Secondo quanto riferito, la società Lactalis ha rilevato la presenza di Salmonella nel suo stabilimento in agosto attraverso i suoi controlli interni. Tuttavia, i controlli veterinari ufficiali a settembre sono stati negativi.

Sono passati mesi da quando Lactalis lo sapeva. Le prime infezioni da salmonella sono state osservate lo scorso agosto.

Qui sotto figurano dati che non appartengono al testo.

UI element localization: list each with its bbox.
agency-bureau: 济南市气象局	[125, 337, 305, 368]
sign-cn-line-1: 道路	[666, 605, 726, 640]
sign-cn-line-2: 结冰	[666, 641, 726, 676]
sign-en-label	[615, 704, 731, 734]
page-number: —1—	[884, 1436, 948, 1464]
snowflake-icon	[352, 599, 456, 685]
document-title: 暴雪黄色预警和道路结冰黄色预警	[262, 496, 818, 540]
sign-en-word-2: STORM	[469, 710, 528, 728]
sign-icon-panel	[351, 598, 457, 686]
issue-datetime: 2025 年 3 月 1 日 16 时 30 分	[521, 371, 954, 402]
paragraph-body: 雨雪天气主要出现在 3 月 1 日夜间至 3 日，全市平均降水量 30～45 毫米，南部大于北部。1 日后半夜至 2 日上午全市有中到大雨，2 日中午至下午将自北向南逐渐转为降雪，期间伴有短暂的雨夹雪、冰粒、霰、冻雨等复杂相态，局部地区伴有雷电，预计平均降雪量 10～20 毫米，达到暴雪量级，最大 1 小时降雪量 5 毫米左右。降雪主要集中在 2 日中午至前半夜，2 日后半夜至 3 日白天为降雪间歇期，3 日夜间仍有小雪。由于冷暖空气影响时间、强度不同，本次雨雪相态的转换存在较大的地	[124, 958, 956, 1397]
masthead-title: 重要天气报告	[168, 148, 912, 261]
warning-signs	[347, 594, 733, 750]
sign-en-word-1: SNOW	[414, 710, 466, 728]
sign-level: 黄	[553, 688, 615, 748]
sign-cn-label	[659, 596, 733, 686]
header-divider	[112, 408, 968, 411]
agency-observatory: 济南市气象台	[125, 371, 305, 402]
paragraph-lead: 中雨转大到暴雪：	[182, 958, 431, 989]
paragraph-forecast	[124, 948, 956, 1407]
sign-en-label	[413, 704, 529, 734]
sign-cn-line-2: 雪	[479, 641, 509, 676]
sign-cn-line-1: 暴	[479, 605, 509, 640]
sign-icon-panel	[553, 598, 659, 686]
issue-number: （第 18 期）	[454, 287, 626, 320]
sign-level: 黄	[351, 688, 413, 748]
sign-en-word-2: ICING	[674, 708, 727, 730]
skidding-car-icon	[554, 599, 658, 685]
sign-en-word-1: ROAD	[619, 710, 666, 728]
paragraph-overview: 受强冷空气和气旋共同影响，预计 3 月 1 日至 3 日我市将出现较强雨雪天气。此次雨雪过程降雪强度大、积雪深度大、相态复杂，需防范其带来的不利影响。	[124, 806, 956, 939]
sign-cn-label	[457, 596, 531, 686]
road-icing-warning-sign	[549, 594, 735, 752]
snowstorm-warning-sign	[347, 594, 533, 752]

Le informazioni sono state rivelate nel Anatra Incatenata 3 gennaio.
I test veterinari hanno effettuato test a settembre, ma non è stata segnalata alcuna contaminazione. 1300 lotti di prodotti per l'infanzia, realizzati nello stabilimento di Craon a Mayenne, sono stati ritirati dal mercato a dicembre, in Francia e all'estero.
Lactalis Nutrition Santé ha identificato due volte la salmonella in agosto e novembre. I batteri erano presenti "sulle attrezzature per la pulizia e sulle piastrelle". Nulla è stato detto perché non è obbligatorio, legalmente, per questo tipo di società comunicare sui controlli interni.

La relazione dei servizi veterinari non è stata trovata

Sorprendentemente, i controlli effettuati a settembre dalla direzione dipartimentale della coesione sociale e della protezione delle popolazioni (DDCSPP). Questi test sono stati negativi a settembre, anche se la società ha notato la presenza di salmonella poco prima e dopo. Un fatto che mette in discussione gli esperti.
Quando il National Fraud Investigation Group è entrato in loco a dicembre, il rapporto DDCSPP non è stato trovato. La chiusura completa della fabbrica è stata ordinata con decreto prefetturale, abbronzatura parte della pianta che produce latte rispetto a quella che produce cereali.

Niente di nuovo secondo Lactalis

Chiesto da Allodocteur.fr, il dipartimento di comunicazione di Lactalis afferma che le autorità sono state informate di tutti questi fatti.
"Siamo in attività molto controllate e in totale trasparenza", ha affermato Lactalis, che afferma che i lotti contaminati, che sono stati rimossi, sono stati prodotti all'inizio dell'anno e quindi prima di questo periodo.
Questa trasparenza è stata messa in dubbio a dicembre da un ex produttore di latte per Lactalis, intervistato da Europe 1, il quale riteneva che le analisi interne fossero state eseguite regolarmente e che Lactalis avesse bisogno di conoscere la contaminazione. Ma i ceppi di salmonella non erano pericolosi, quindi pensava che la gestione fosse "filata".

Un totale di 35 bambini sono stati infettati, 16 sono stati ricoverati in ospedale. Oggi tutti sono in buona salute oggi. La procura di Parigi ha aperto un'inchiesta. Sono stati presentati reclami per "lesioni involontarie", "mettendo in pericolo la vita di altri" e "inganno".